Natural England’s vision of a new enabling culture

Stephen Bradley


“Conservation 21: Natural England’s conservation strategy for the 21st Century” published in October 2016 is based on three key principles:

  • creating resilient landscapes and seas
  • putting people at the heart of the environment
  • growing natural capital

Natural England (NE) recognises in this document that restrictive and protective conservation has sometimes alienated the people they need to engage and that there is a need for a new approach to enhance and inspire people’s engagement with nature, in a context of reduced government funding and “post EU Referendum opportunities” .

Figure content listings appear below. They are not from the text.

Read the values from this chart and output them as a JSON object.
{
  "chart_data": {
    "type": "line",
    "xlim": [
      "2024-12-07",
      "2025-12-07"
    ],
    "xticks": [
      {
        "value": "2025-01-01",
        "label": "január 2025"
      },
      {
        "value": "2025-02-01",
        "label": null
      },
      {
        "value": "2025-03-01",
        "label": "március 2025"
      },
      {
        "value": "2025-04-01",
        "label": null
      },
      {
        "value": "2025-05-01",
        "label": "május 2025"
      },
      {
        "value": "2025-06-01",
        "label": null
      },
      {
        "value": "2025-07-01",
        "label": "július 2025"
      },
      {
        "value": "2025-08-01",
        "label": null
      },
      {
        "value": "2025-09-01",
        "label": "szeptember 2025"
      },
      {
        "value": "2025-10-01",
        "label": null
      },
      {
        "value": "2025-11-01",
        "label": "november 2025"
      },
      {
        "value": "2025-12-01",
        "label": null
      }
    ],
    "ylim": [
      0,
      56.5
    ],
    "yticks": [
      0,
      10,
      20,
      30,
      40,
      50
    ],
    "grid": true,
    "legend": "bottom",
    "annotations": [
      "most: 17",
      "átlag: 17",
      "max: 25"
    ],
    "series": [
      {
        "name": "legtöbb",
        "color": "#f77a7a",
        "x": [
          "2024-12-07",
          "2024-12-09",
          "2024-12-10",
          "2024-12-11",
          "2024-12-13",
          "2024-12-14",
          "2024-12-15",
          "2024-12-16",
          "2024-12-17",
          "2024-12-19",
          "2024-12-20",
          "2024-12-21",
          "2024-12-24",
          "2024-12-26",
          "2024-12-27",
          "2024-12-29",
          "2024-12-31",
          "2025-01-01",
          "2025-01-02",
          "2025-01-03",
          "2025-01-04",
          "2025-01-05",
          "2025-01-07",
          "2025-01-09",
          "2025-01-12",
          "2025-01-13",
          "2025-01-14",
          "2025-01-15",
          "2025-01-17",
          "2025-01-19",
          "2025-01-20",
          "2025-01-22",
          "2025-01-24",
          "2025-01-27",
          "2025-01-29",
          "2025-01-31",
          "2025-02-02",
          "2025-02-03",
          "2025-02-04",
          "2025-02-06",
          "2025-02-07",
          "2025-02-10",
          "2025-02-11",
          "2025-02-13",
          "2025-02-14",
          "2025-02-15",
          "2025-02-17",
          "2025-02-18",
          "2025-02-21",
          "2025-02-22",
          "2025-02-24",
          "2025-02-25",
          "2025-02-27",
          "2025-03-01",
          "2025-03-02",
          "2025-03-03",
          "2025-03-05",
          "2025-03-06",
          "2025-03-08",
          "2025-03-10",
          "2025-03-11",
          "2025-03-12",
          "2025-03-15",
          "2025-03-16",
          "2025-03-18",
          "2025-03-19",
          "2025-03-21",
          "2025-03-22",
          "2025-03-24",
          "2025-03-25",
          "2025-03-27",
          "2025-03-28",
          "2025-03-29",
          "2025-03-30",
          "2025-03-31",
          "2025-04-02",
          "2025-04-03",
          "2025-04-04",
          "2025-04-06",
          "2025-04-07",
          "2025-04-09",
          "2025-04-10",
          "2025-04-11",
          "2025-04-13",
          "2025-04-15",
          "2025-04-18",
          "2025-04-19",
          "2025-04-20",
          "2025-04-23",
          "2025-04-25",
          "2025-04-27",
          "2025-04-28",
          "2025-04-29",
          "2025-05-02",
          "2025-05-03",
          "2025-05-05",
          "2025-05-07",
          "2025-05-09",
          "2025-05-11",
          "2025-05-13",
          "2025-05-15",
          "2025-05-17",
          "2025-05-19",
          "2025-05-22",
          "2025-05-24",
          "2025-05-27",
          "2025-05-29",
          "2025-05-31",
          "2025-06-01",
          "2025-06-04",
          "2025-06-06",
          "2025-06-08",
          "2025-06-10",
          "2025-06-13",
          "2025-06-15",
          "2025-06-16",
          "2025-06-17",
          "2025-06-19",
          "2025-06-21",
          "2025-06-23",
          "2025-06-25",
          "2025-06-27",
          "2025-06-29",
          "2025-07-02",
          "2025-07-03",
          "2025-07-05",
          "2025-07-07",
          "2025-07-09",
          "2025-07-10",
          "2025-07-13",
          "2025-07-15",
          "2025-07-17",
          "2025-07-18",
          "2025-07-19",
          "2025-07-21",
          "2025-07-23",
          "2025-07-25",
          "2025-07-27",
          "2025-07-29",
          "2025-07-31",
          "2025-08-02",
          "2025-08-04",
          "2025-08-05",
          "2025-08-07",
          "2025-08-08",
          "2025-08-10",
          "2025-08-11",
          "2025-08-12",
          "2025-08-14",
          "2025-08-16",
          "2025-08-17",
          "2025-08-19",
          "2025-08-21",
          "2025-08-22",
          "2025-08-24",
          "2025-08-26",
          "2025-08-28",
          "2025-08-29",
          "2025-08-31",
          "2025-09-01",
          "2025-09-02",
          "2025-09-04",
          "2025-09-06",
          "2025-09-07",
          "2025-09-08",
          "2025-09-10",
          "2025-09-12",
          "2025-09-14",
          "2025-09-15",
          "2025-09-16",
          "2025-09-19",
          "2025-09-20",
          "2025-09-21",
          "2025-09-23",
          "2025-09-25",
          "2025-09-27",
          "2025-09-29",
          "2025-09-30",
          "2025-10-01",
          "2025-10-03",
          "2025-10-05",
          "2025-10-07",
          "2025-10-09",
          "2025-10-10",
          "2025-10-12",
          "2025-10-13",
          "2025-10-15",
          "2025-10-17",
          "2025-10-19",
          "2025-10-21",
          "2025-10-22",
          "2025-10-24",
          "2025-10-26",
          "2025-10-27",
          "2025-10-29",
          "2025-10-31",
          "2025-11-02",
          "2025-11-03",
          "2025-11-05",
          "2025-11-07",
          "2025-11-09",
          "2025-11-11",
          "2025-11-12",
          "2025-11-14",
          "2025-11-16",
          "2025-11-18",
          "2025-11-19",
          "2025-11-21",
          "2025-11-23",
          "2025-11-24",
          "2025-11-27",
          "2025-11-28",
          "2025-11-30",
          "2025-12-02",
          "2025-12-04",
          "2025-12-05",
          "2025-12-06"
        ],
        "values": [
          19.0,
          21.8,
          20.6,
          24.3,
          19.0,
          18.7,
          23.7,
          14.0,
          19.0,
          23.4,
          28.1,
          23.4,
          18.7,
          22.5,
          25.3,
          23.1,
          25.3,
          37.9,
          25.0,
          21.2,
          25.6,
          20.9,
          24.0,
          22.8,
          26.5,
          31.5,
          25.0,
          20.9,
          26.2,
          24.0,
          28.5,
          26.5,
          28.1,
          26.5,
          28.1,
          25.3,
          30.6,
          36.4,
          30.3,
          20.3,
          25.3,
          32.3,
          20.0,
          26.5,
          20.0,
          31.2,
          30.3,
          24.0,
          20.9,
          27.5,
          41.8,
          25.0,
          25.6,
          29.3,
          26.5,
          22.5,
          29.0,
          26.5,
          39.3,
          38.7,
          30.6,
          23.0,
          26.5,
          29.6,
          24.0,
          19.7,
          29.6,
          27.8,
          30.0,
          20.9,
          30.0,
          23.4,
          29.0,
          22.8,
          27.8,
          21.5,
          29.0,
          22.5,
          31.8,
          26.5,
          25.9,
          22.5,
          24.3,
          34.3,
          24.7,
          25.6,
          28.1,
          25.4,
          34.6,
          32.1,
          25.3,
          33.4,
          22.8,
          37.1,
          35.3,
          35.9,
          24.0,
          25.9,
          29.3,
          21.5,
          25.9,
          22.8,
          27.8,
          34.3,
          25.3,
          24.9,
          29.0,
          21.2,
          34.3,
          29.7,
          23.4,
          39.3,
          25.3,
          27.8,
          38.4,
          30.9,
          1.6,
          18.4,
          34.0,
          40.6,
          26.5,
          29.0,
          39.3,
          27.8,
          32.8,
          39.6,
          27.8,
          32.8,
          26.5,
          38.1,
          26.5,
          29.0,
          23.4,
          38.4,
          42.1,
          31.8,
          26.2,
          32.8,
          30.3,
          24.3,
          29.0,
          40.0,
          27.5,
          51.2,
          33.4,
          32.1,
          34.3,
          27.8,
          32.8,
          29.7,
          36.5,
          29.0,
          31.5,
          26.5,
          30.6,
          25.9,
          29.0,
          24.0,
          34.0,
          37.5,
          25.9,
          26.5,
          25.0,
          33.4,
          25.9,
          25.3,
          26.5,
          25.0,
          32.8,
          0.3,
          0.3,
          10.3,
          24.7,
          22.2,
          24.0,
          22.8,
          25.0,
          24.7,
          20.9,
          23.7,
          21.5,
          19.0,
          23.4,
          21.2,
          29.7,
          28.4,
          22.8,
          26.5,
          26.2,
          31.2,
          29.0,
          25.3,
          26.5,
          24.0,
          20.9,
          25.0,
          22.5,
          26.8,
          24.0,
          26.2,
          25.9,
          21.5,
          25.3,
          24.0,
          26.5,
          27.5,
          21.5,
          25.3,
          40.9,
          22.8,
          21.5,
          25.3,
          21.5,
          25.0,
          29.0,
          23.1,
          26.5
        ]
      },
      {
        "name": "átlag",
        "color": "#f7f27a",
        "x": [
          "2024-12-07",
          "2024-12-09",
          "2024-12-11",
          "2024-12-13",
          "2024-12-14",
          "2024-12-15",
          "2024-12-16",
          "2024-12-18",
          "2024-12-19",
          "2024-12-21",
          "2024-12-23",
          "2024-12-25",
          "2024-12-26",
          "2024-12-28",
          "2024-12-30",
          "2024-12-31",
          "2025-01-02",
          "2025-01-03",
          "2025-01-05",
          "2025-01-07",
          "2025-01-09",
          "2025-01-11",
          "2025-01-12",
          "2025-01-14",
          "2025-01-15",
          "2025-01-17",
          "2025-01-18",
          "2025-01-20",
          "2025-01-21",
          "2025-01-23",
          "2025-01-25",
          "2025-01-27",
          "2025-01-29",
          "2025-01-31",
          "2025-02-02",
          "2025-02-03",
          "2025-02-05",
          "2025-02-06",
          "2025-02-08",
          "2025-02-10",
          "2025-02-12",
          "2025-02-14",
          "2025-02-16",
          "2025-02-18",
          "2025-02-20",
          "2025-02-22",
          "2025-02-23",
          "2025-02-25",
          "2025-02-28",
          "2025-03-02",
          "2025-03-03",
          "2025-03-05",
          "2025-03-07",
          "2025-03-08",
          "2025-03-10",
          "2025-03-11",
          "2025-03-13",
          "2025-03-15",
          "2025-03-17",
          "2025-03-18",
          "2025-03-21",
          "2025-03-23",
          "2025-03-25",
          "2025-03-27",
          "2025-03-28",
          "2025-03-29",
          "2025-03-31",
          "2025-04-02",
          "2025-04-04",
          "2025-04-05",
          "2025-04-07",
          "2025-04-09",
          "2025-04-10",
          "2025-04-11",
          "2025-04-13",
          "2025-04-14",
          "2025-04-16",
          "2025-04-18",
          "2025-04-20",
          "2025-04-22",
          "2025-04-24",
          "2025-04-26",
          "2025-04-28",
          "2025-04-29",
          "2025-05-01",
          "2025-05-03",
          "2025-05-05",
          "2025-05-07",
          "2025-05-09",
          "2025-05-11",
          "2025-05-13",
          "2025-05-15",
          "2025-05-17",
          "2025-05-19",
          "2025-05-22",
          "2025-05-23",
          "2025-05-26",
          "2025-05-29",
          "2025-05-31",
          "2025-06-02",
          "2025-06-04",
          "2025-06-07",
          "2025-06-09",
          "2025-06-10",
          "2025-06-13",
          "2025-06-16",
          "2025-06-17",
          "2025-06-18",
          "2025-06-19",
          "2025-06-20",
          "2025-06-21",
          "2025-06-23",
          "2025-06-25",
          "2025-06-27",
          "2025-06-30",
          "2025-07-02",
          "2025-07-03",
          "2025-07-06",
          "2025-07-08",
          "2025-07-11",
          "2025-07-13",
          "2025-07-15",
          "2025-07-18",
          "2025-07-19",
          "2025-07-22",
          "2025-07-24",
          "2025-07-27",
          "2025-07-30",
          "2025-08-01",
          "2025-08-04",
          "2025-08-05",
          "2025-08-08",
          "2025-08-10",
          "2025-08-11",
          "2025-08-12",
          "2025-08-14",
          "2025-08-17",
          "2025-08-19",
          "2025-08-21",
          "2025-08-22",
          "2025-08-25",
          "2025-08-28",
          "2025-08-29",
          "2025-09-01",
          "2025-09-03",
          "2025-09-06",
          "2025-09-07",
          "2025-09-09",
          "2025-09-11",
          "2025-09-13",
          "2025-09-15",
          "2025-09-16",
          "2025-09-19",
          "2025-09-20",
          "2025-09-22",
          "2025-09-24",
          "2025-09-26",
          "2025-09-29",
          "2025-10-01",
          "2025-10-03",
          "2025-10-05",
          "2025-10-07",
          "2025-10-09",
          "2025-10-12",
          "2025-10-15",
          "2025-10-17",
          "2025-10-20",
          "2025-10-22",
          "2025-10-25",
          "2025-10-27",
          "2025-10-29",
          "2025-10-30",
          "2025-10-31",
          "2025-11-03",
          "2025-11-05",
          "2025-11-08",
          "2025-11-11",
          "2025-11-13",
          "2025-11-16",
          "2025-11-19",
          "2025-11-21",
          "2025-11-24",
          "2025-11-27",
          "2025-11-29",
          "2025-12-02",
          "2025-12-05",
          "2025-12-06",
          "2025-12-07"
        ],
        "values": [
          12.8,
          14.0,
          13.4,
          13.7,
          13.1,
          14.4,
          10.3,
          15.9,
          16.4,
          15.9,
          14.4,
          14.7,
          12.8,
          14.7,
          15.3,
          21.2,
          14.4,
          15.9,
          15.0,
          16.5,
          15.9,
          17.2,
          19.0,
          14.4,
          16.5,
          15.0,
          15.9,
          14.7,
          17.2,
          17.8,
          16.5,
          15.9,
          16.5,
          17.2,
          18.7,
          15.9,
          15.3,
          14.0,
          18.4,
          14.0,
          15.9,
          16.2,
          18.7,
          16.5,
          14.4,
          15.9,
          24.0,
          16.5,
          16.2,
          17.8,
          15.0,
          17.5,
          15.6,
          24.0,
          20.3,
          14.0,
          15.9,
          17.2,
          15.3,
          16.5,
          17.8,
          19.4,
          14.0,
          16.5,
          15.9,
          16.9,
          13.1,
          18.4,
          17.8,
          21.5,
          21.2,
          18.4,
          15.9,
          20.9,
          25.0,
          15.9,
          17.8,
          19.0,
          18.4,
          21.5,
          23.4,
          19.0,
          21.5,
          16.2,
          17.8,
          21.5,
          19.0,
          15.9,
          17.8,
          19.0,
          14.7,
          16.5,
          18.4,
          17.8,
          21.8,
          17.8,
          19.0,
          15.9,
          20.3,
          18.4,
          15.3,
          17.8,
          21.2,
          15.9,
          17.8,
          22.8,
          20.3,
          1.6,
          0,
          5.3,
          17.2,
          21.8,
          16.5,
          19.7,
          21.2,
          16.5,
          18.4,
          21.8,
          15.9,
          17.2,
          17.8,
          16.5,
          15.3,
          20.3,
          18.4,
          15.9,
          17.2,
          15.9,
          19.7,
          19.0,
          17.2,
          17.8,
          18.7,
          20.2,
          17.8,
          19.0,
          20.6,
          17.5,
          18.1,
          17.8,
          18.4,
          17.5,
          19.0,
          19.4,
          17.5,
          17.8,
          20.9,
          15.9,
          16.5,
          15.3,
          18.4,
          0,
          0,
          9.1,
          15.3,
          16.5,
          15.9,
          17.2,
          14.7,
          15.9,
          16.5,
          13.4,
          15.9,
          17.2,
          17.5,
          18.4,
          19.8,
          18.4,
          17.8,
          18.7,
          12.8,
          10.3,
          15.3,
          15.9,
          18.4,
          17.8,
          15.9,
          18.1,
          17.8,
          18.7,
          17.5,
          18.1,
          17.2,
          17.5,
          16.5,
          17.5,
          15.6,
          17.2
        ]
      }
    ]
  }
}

Their emphasis is that conservation is not about “holding things back” but about restoring ecosystems, and integrating conservation with land use planning as “conveners and enablers rather than enforcers”, to make “a healthy natural environment a central part of health, wealth and prosperity…”. They aspire to position the concept of natural capital at the centre of policy-making and decision-making with the potential to incentivise investment that enhances natural capital to the benefit of communities as well as ensuring compensation for damage to natural capital.


In taking forward this strategy to 2020, NE proposes to explore opportunities for constructive change and increasing long-term resilience and better outcomes for places and communities, as well as focusing on “big opportunities” at a “landscape scale” rather than “small risks” using “regulatory levers more strategically”. In detail, they expect to “provide expertise and evidence..rather than focus on enforcement”.